Or, perhaps even more likely, the ideals inevitably get corrupted by access to unthinkable economic power/leverage, like it happened with more or less all other giants with strongly idealistic initial leadership and leadership may actually delude itself into thinking they're still on the right track as a sort of a defense mechanism. Back when they published the article on the Claude-operated mass-scale data breach last year, the conclusions were delivered in a bafflingly casual tone as if it was a weather report: yeah, the world has become a lot more dangerous now (on its own), so you may want to start using Claude for cyber-defense and we are doing our best to help you protect your business. I rolled my eyes at that so hard they popped out of their sockets. Weren't you... the guys... who made it that way and enabled that very attack? Very convenient to sell weapons to both sides, isn't it, not at all like a mafia business. Very responsible and ideal-driven.
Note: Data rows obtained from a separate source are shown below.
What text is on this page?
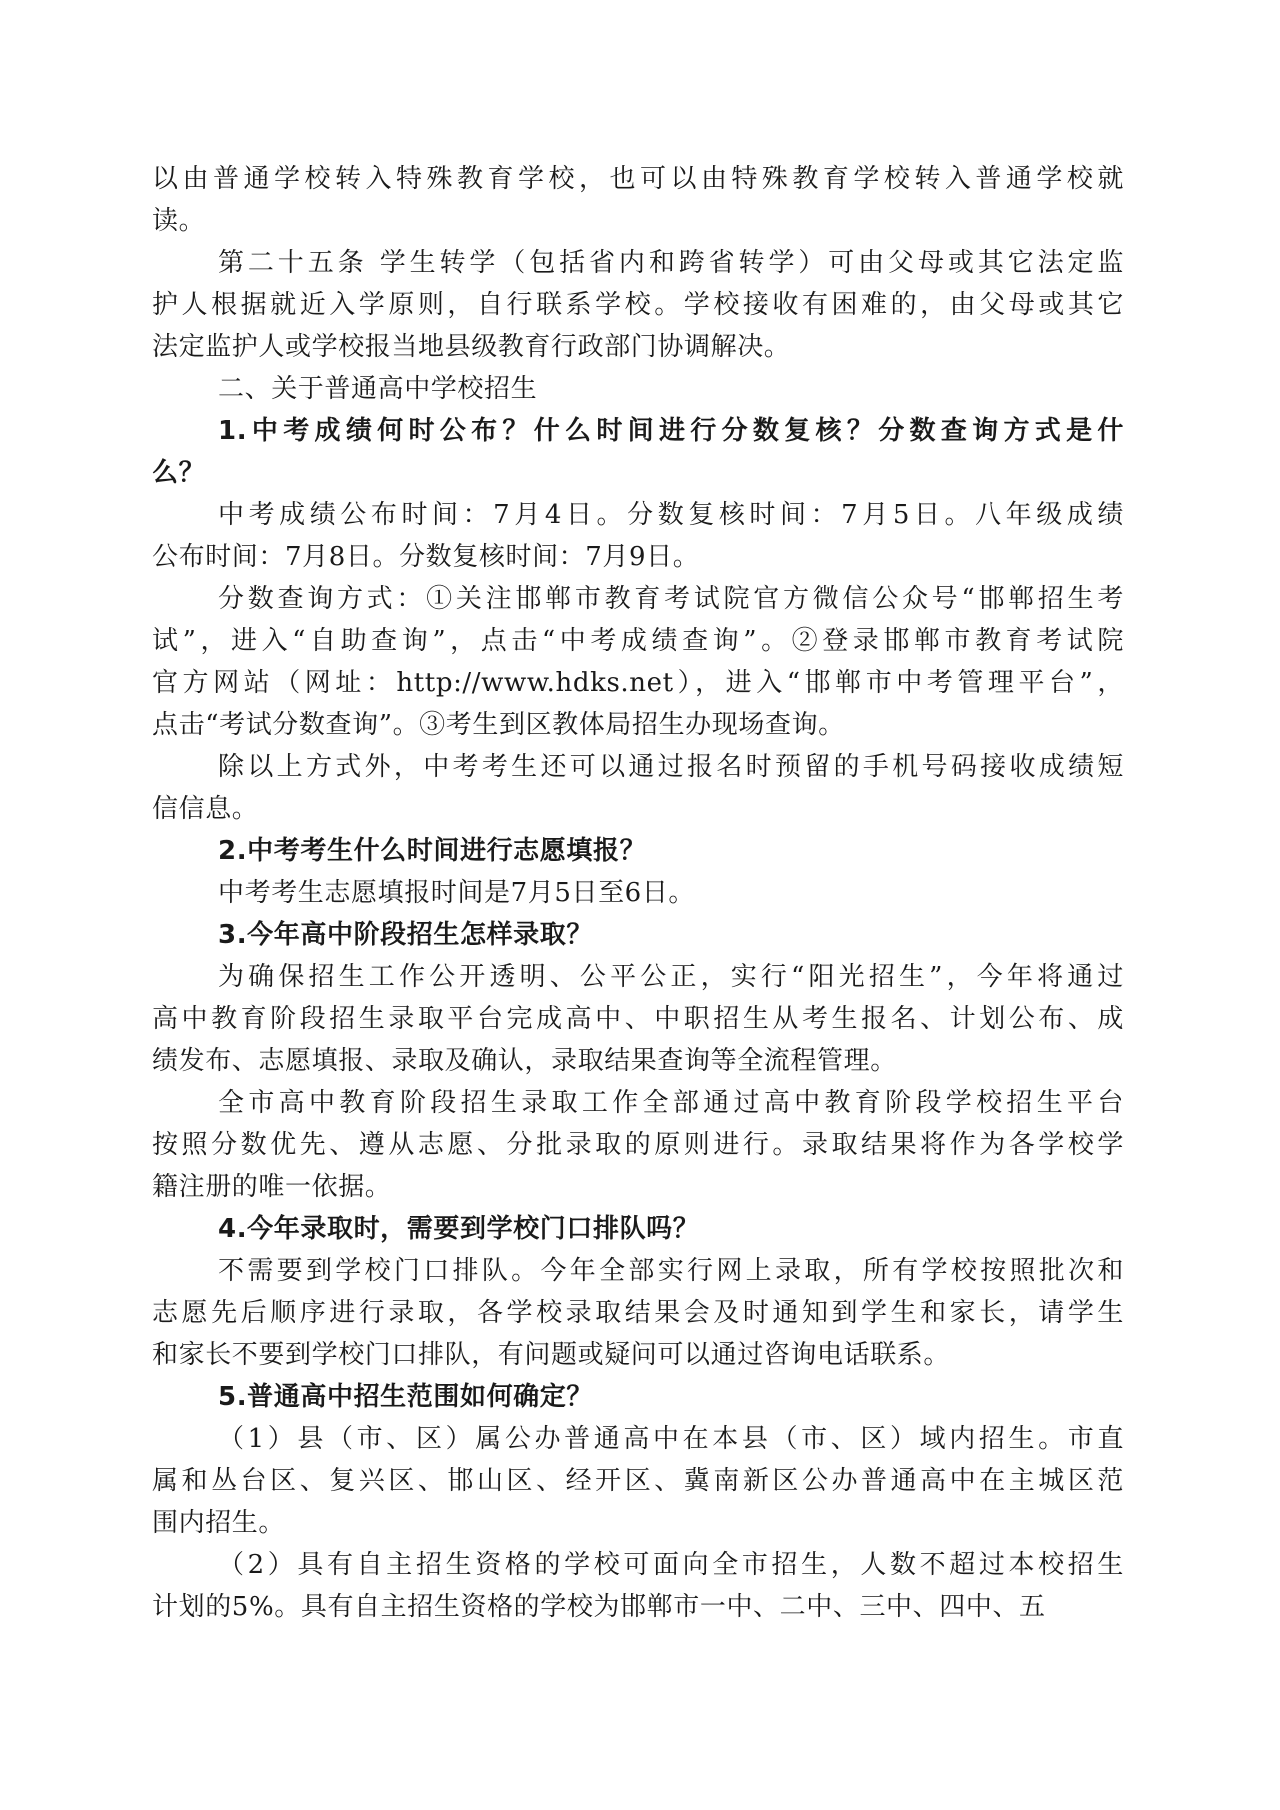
以由普通学校转入特殊教育学校，也可以由特殊教育学校转入普通学校就
读。
第二十五条 学生转学（包括省内和跨省转学）可由父母或其它法定监
护人根据就近入学原则，自行联系学校。学校接收有困难的，由父母或其它
法定监护人或学校报当地县级教育行政部门协调解决。
二、关于普通高中学校招生
1.中考成绩何时公布？什么时间进行分数复核？分数查询方式是什
么？
中考成绩公布时间：7月4日。分数复核时间：7月5日。八年级成绩
公布时间：7月8日。分数复核时间：7月9日。
分数查询方式：①关注邯郸市教育考试院官方微信公众号“邯郸招生考
试”，进入“自助查询”，点击“中考成绩查询”。②登录邯郸市教育考试院
官方网站（网址：http://www.hdks.net），进入“邯郸市中考管理平台”，
点击“考试分数查询”。③考生到区教体局招生办现场查询。
除以上方式外，中考考生还可以通过报名时预留的手机号码接收成绩短
信信息。
2.中考考生什么时间进行志愿填报？
中考考生志愿填报时间是7月5日至6日。
3.今年高中阶段招生怎样录取？
为确保招生工作公开透明、公平公正，实行“阳光招生”，今年将通过
高中教育阶段招生录取平台完成高中、中职招生从考生报名、计划公布、成
绩发布、志愿填报、录取及确认，录取结果查询等全流程管理。
全市高中教育阶段招生录取工作全部通过高中教育阶段学校招生平台
按照分数优先、遵从志愿、分批录取的原则进行。录取结果将作为各学校学
籍注册的唯一依据。
4.今年录取时，需要到学校门口排队吗？
不需要到学校门口排队。今年全部实行网上录取，所有学校按照批次和
志愿先后顺序进行录取，各学校录取结果会及时通知到学生和家长，请学生
和家长不要到学校门口排队，有问题或疑问可以通过咨询电话联系。
5.普通高中招生范围如何确定？
（1）县（市、区）属公办普通高中在本县（市、区）域内招生。市直
属和丛台区、复兴区、邯山区、经开区、冀南新区公办普通高中在主城区范
围内招生。
（2）具有自主招生资格的学校可面向全市招生，人数不超过本校招生
计划的5%。具有自主招生资格的学校为邯郸市一中、二中、三中、四中、五
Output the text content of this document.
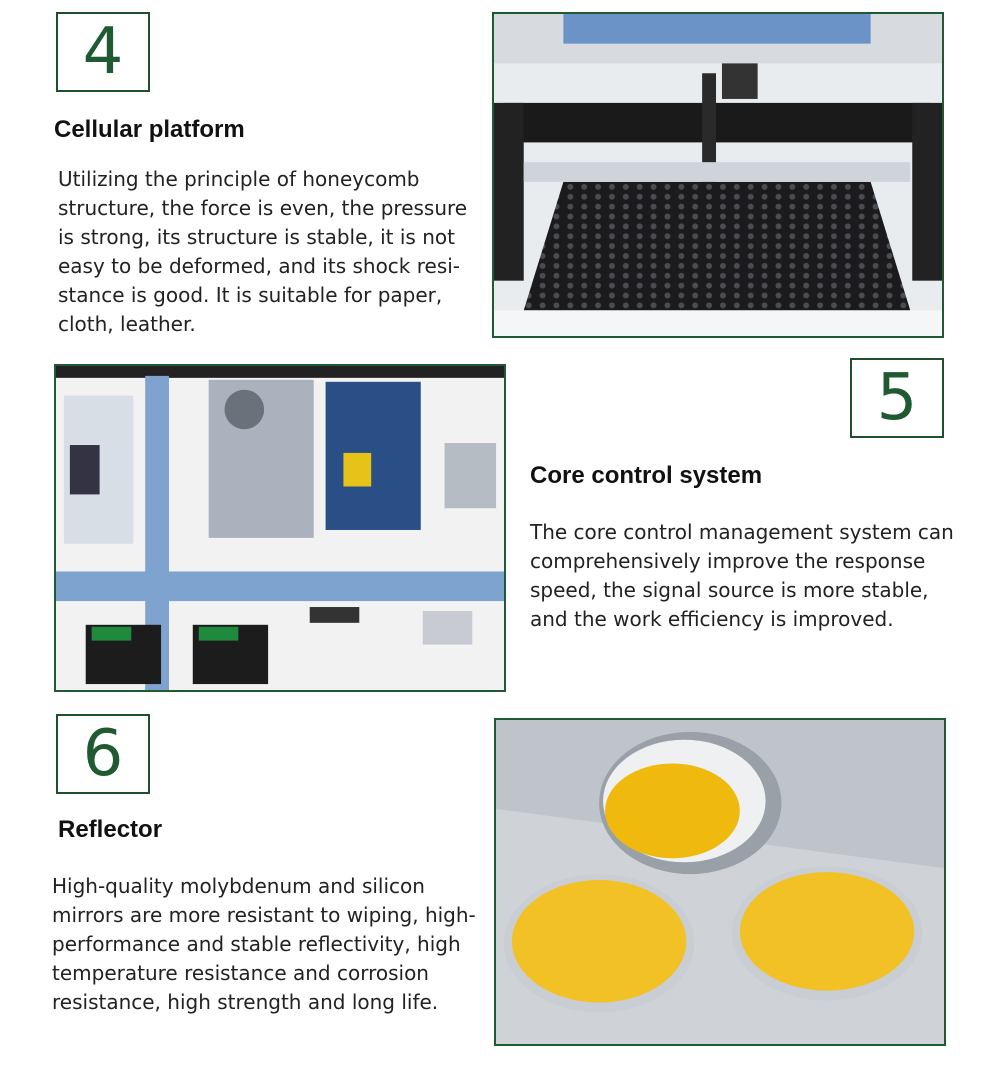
4
Cellular platform
Utilizing the principle of honeycomb
structure, the force is even, the pressure
is strong, its structure is stable, it is not
easy to be deformed, and its shock resi-
stance is good. It is suitable for paper,
cloth, leather.
5
Core control system
The core control management system can
comprehensively improve the response
speed, the signal source is more stable,
and the work efficiency is improved.
6
Reflector
High-quality molybdenum and silicon
mirrors are more resistant to wiping, high-
performance and stable reflectivity, high
temperature resistance and corrosion
resistance, high strength and long life.
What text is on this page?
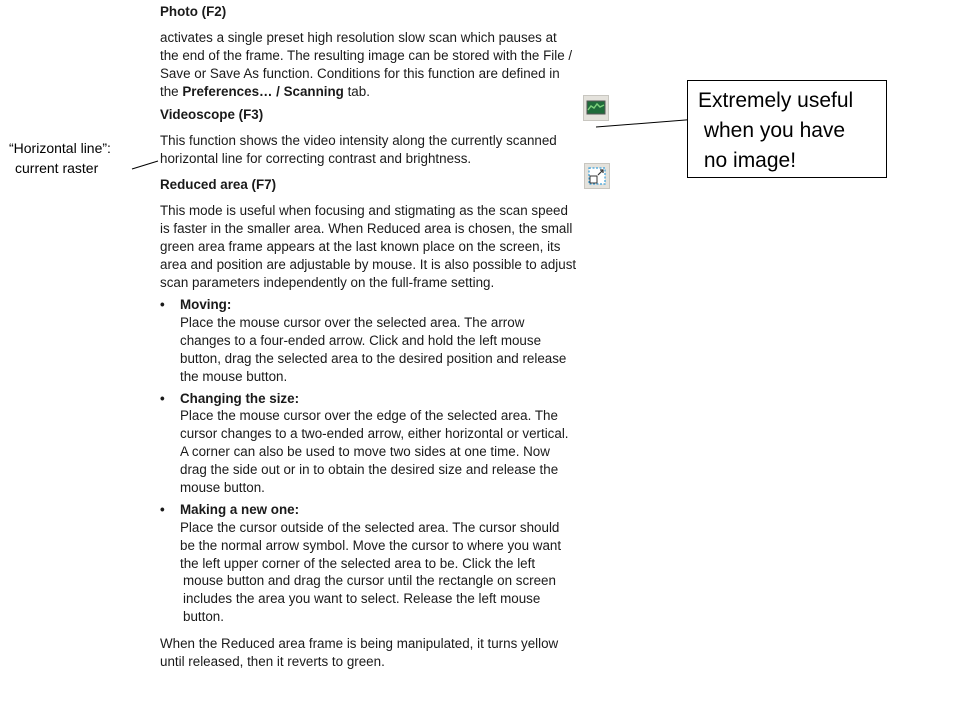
Photo (F2)

activates a single preset high resolution slow scan which pauses at

the end of the frame. The resulting image can be stored with the File /

Save or Save As function. Conditions for this function are defined in

the Preferences… / Scanning tab.

Videoscope (F3)

This function shows the video intensity along the currently scanned

horizontal line for correcting contrast and brightness.

Reduced area (F7)

This mode is useful when focusing and stigmating as the scan speed

is faster in the smaller area. When Reduced area is chosen, the small

green area frame appears at the last known place on the screen, its

area and position are adjustable by mouse. It is also possible to adjust

scan parameters independently on the full-frame setting.

• Moving:
Place the mouse cursor over the selected area. The arrow
changes to a four-ended arrow. Click and hold the left mouse
button, drag the selected area to the desired position and release
the mouse button.
• Changing the size:
Place the mouse cursor over the edge of the selected area. The
cursor changes to a two-ended arrow, either horizontal or vertical.
A corner can also be used to move two sides at one time. Now
drag the side out or in to obtain the desired size and release the
mouse button.
• Making a new one:
Place the cursor outside of the selected area. The cursor should
be the normal arrow symbol. Move the cursor to where you want
the left upper corner of the selected area to be. Click the left
mouse button and drag the cursor until the rectangle on screen
includes the area you want to select. Release the left mouse
button.

When the Reduced area frame is being manipulated, it turns yellow

until released, then it reverts to green.

Extremely useful
when you have
no image!
“Horizontal line”:
current raster
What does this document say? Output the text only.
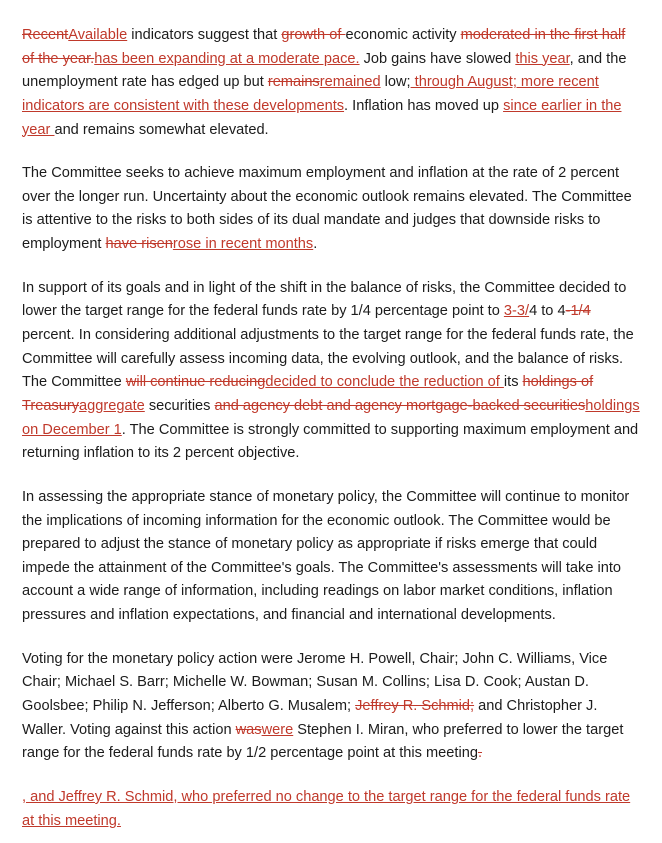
RecentAvailable indicators suggest that growth of economic activity moderated in the first half of the year.has been expanding at a moderate pace. Job gains have slowed this year, and the unemployment rate has edged up but remainsremained low; through August; more recent indicators are consistent with these developments. Inflation has moved up since earlier in the year and remains somewhat elevated.

The Committee seeks to achieve maximum employment and inflation at the rate of 2 percent over the longer run. Uncertainty about the economic outlook remains elevated. The Committee is attentive to the risks to both sides of its dual mandate and judges that downside risks to employment have risenrose in recent months.

In support of its goals and in light of the shift in the balance of risks, the Committee decided to lower the target range for the federal funds rate by 1/4 percentage point to 3-3/4 to 4-1/4 percent. In considering additional adjustments to the target range for the federal funds rate, the Committee will carefully assess incoming data, the evolving outlook, and the balance of risks. The Committee will continue reducingdecided to conclude the reduction of its holdings of Treasuryaggregate securities and agency debt and agency mortgage-backed securitiesholdings on December 1. The Committee is strongly committed to supporting maximum employment and returning inflation to its 2 percent objective.

In assessing the appropriate stance of monetary policy, the Committee will continue to monitor the implications of incoming information for the economic outlook. The Committee would be prepared to adjust the stance of monetary policy as appropriate if risks emerge that could impede the attainment of the Committee's goals. The Committee's assessments will take into account a wide range of information, including readings on labor market conditions, inflation pressures and inflation expectations, and financial and international developments.

Voting for the monetary policy action were Jerome H. Powell, Chair; John C. Williams, Vice Chair; Michael S. Barr; Michelle W. Bowman; Susan M. Collins; Lisa D. Cook; Austan D. Goolsbee; Philip N. Jefferson; Alberto G. Musalem; Jeffrey R. Schmid; and Christopher J. Waller. Voting against this action waswere Stephen I. Miran, who preferred to lower the target range for the federal funds rate by 1/2 percentage point at this meeting.

, and Jeffrey R. Schmid, who preferred no change to the target range for the federal funds rate at this meeting.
Consider also the part that is going unsaid in the address: Amodei is strongly against the use of Claude for mass surveillance of Americans but he says nothing about mass surveillance of anybody else (and, in fact, is proactively giving foreign intelligence a green light in his address) and is deliberately avoiding any discussion on the fact that his relationship with the Pentagon is mediated through the contract with Palantir they signed something like 1.5 years ago. Palantir is a company whose business is literally mass surveillance, by the way! I, too, am so ideal-driven that I willingly make deals with the devil! But now that he's successfully captured the popular sentiment, people are going to consider him the moral champion without bothering to look at these and other glaring contradictions.
Ideals have always been represented in literature as a virtue and a problem for humans. I find real life is no different.